If you are 50 years of age or older and are caring for someone who has a severely compromised immune system, you also have a good reason to get a fourth dose of a Pfizer or Moderna vaccine.
“One of the reasons to get a fourth is if you are the primary caregiver for someone at high risk and they live in your home,” says Dr. Schaffner. “You want to create a cocoon of protection around that person so you’ll say to yourself, ‘I want to go the extra mile to protect my relative who lives with us and receives cancer chemotherapy,’ or something like that. I know more. , who have received their fourth dose on behalf of someone they care about. ”
For healthy people aged 50 to 60 years, the decision can be more difficult
While the benefits of a second booster for people aged 60 and up are more apparent, evidence supporting a fourth shot for those between 50 and 60 is less clear.
“The age category 50 to 60, especially in those without health problems, is right now a gray area,” according to Columbia University Irving Medical Center in New York City. “The data on the effectiveness of another booster in this group is limited, so it’s hard to say what the benefit is. These individuals can do well with just one booster if they do not have additional comorbidities.”
Schaffner suggests that for Americans in this age group, it comes down to a personal decision, adding that some may choose to wait to get a new booster until closer to fall or winter in anticipation of a predicted seasonal COVID-19 rise . Plus, a new formulation of the vaccine that is specifically tailored to handle new variants may be available thereafter.
Another factor to weigh may be if you have had COVID-19 recently. Dr. Horney says vaccinated individuals with breakthrough infections due to omicron appear to have an additional measure of natural immunity which will help protect them from the omicron sub-variant BA.2 and the more recently discovered variant XE.
“If you’ve just had COVID, then maybe postpone your second booster for the summer,” Horney says.

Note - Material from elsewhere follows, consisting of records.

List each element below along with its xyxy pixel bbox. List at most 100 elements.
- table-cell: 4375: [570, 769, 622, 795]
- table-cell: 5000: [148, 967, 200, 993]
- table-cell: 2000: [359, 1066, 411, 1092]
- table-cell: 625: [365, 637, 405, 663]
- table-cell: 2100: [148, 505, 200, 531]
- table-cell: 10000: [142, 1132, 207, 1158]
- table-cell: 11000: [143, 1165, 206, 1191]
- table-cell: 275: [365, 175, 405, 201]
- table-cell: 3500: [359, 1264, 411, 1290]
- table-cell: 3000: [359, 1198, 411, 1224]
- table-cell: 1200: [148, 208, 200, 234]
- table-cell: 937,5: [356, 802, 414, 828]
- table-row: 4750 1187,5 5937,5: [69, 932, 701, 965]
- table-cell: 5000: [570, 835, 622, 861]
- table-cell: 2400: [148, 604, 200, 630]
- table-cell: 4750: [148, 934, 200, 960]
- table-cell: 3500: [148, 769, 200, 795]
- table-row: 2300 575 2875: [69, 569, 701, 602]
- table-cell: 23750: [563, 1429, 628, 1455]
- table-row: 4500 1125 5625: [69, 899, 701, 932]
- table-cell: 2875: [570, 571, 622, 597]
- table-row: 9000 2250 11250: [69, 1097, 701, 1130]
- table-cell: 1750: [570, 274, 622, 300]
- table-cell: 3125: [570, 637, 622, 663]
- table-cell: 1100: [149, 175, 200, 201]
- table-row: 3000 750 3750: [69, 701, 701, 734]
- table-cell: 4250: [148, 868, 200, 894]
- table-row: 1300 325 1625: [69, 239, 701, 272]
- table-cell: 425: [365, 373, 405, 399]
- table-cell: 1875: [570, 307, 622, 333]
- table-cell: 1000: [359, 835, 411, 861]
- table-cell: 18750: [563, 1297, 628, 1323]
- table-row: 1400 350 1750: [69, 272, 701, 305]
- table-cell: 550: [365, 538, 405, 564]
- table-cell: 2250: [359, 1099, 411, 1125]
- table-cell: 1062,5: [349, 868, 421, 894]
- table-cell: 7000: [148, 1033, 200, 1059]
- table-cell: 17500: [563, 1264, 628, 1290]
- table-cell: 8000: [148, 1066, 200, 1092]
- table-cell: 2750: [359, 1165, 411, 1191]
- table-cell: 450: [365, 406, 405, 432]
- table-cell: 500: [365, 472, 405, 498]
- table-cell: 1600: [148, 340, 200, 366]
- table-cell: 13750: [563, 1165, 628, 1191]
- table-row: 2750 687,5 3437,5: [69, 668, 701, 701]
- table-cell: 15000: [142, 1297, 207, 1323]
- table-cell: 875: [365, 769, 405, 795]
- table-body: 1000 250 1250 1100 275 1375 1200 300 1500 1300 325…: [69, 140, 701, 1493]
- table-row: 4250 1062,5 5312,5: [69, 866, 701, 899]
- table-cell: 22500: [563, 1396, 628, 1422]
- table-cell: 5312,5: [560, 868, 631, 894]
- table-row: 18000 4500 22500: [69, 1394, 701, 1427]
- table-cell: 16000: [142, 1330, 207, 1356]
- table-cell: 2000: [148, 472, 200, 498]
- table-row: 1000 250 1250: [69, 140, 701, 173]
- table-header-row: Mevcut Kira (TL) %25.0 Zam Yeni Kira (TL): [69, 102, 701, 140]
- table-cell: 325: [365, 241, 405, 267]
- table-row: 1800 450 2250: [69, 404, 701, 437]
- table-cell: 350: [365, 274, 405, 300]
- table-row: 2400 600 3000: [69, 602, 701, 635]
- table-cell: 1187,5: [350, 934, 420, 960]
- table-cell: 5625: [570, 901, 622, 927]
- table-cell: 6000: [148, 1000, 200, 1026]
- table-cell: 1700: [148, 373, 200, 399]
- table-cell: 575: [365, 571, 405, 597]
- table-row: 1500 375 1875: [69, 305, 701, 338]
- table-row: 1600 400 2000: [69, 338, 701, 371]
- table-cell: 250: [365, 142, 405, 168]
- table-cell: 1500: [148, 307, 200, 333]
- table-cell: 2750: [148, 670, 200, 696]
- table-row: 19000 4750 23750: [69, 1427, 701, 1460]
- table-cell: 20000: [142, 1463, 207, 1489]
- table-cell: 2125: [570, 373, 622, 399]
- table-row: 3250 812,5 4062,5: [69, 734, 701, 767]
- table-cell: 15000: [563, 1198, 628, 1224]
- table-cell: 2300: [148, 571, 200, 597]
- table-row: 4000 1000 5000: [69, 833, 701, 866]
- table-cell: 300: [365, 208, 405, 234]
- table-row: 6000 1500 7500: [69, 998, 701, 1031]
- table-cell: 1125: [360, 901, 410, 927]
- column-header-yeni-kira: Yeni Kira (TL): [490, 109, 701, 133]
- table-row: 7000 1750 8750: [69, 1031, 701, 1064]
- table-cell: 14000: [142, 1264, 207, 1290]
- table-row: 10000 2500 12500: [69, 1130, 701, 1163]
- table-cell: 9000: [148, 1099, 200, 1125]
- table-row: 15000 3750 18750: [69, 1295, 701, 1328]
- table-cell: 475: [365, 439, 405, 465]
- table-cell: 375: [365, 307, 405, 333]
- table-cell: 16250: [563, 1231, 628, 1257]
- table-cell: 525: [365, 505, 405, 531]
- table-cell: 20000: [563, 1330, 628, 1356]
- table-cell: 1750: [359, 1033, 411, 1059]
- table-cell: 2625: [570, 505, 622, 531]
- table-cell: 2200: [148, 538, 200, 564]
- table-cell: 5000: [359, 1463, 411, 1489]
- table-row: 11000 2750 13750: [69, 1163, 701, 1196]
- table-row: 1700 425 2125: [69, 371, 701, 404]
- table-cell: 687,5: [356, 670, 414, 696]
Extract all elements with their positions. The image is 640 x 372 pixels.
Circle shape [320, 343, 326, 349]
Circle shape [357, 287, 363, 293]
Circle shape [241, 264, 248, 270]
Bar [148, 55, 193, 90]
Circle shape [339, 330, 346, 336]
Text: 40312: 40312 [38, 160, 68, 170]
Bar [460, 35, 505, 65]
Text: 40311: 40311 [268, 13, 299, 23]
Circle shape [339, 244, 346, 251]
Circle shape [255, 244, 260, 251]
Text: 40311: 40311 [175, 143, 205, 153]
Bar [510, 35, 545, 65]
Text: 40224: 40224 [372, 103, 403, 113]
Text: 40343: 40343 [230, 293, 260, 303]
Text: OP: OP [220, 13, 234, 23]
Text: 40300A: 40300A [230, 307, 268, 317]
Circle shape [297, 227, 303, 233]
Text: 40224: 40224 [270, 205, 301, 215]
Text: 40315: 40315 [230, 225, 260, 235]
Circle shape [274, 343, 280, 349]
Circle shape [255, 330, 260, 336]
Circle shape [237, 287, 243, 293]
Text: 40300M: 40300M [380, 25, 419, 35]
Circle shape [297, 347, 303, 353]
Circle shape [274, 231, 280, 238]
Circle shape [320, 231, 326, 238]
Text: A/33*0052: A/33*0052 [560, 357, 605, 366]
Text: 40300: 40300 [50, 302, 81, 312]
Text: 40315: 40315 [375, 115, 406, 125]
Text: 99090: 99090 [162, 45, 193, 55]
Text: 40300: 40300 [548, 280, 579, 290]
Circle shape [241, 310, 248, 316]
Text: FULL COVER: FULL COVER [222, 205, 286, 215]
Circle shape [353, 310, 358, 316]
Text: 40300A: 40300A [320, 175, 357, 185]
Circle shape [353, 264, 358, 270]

If you are not sure, talk to your doctor
For those struggling to decide whether to get the fourth shot, the American Heart Association recommends consulting your doctor.
“People eligible for the second booster should call their clinical care office to discuss the need for another booster,” said the American Heart Association president. Donald Lloyd-Jones, MD, a professor of cardiac research at Northwestern University’s Feinberg School of Medicine in Chicago, in a statement.